The latest Obelisk Support report into the culture of law firms and in-house legal teams – World in Motion: Why the legal profession cannot stand still – found that nearly three-quarters of junior lawyers surveyed agreed or strongly agreed that they would not join an organisation whose values did not match with their own, even if they were offering more money.

An even higher proportion (86%) said they were looking to effect positive change in society through their work as a lawyer and nearly two-thirds said employers should allow them to refuse to work on certain matters for ethical reasons.

They want to see the culture of their workplaces change and are increasingly frustrated that the profession is being held back by partners still wedded to the traditional ways of doing things and perhaps resentful at the thought of the next generation having it easier than they did.

The importance of workplace culture when it comes to ethics has been highlighted by the Law Society, which is currently undertaking a three-year project on ethical standards, focusing on the need to go beyond the strict application of rules, to ethical behaviour more broadly.

It has found that the profession wants more support in relation to culture change, as well as areas such as client selection and onboarding, ESG (environment, social and governance) issues, corporate structures and the independence of in-house counsel.

Former Law Society president Lubna Shuja says that workplace culture could be a root cause for unethical behaviour and conduct and highlights the importance of leadership and creating an “environment that that supports, rather than prevents or suppresses, ethical behaviour”.

For in-house lawyers, the key ethical question has always been maintaining their independence. Solicitors Regulation Authority (SRA) research published earlier this year found that in-house lawyers were generally able to withstand pressures but a minority reported demands to act unethically – 10% of the 1,200 surveyed said their regulatory obligations had been “compromised”.

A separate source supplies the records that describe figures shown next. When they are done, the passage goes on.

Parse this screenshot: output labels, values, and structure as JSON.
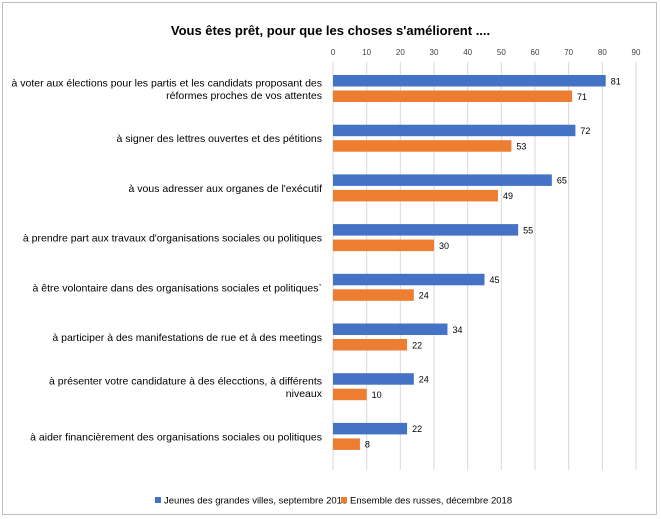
{
  "chart_data": {
    "type": "bar",
    "orientation": "horizontal",
    "title": "Vous êtes prêt, pour que les choses s'améliorent ....",
    "categories": [
      [
        "à voter aux élections pour les partis et les candidats proposant des",
        "réformes proches de vos attentes"
      ],
      [
        "à signer des lettres ouvertes et des pétitions"
      ],
      [
        "à vous adresser aux organes de l'exécutif"
      ],
      [
        "à prendre part aux travaux d'organisations sociales ou politiques"
      ],
      [
        "à être volontaire dans des organisations sociales et politiques`"
      ],
      [
        "à participer à des manifestations de rue et à des meetings"
      ],
      [
        "à présenter votre candidature à des élecctions, à différents",
        "niveaux"
      ],
      [
        "à aider financièrement des organisations sociales ou politiques"
      ]
    ],
    "series": [
      {
        "name": "Jeunes des grandes villes, septembre 2018",
        "color": "#4472c4",
        "values": [
          81,
          72,
          65,
          55,
          45,
          34,
          24,
          22
        ]
      },
      {
        "name": "Ensemble des russes, décembre 2018",
        "color": "#ed7d31",
        "values": [
          71,
          53,
          49,
          30,
          24,
          22,
          10,
          8
        ]
      }
    ],
    "xlim": [
      0,
      90
    ],
    "xticks": [
      0,
      10,
      20,
      30,
      40,
      50,
      60,
      70,
      80,
      90
    ],
    "axis_position": "top",
    "grid": true,
    "legend_position": "bottom",
    "data_labels": true
  }
}
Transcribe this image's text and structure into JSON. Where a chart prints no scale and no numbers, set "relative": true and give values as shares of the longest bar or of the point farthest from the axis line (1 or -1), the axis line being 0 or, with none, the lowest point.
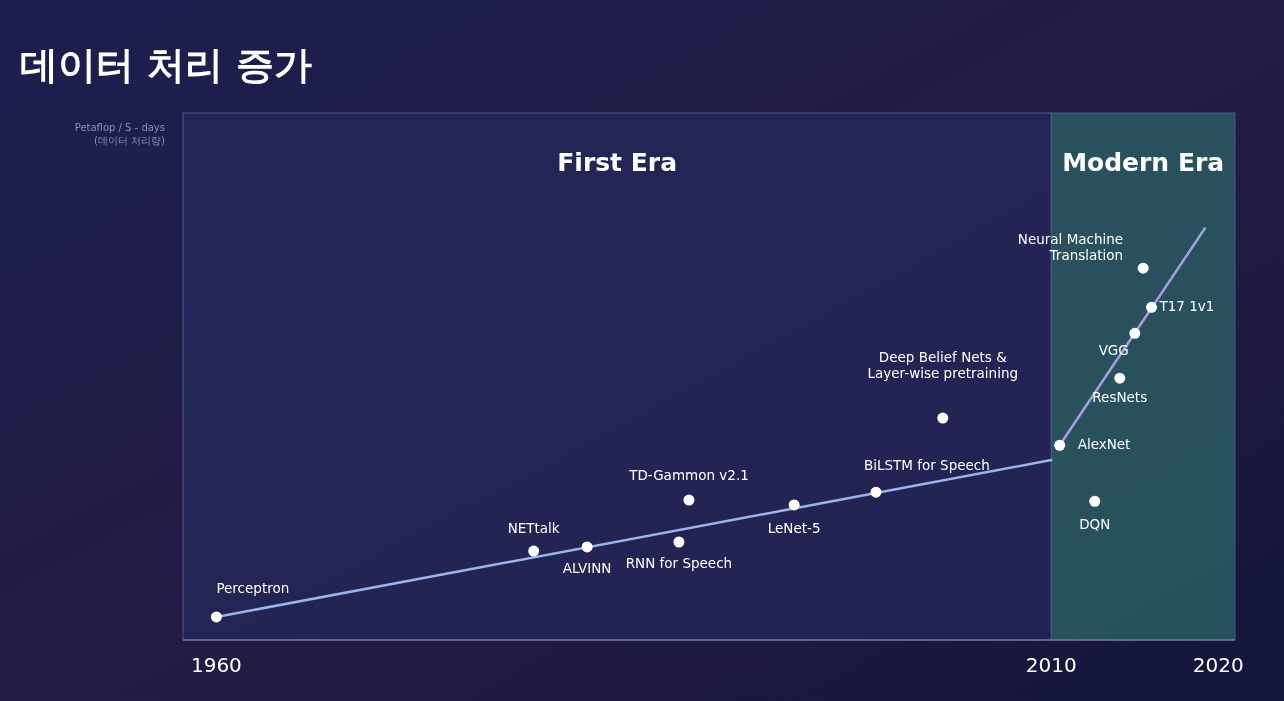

In response, a group of in-house lawyers called on the SRA to issue more guidance, to reach out to the chief executives and boards of employers to outline the regulatory requirements of in-house solicitors, and require that a summary of professional duties should be included in in-house lawyers’ employment terms.

Regulators and professional bodies have an important role to play in shaping culture, creating a framework that gives young lawyers agency and the ability to push back or question what they are being asked to do.

It is, of course, nonsense to suggest that all younger lawyers are, or should be, motivated solely by higher ideals. Just on a practical level, the salaries on offer in the City are obviously attractive to those weighed down by student debt.

Many, however, are looking beyond financial compensation and want to work for an organisation whose culture and values reflects their own, working in a role that does not require them to compromise on their own ethical codes.

If businesses want to continue to attract and retain junior lawyers, they must ‘show, not tell’. It will not be enough to draft the policies and send out the press releases – they have to prove they mean something.

They must consider the values of the organisation and its purpose. That goes beyond just professional ethics, to the implementation of diversity initiatives, considering environmental and sustainability credentials, and looking at the which suppliers they use. It means considering which clients they are prepared to act for and the pro-bono work they undertake.

Some law firms are embracing this and legal businesses such as my own have become one of a handful to become certified as a B Corp, meeting rigorous social and environmental standards that represent our commitment to goals outside shareholder profit.

Others are becoming employee-owned businesses – a small but growing trend in the law.

While law firms are businesses like any other and look to maximise profits, there is a growing realisation that there are alternative ways to measure success.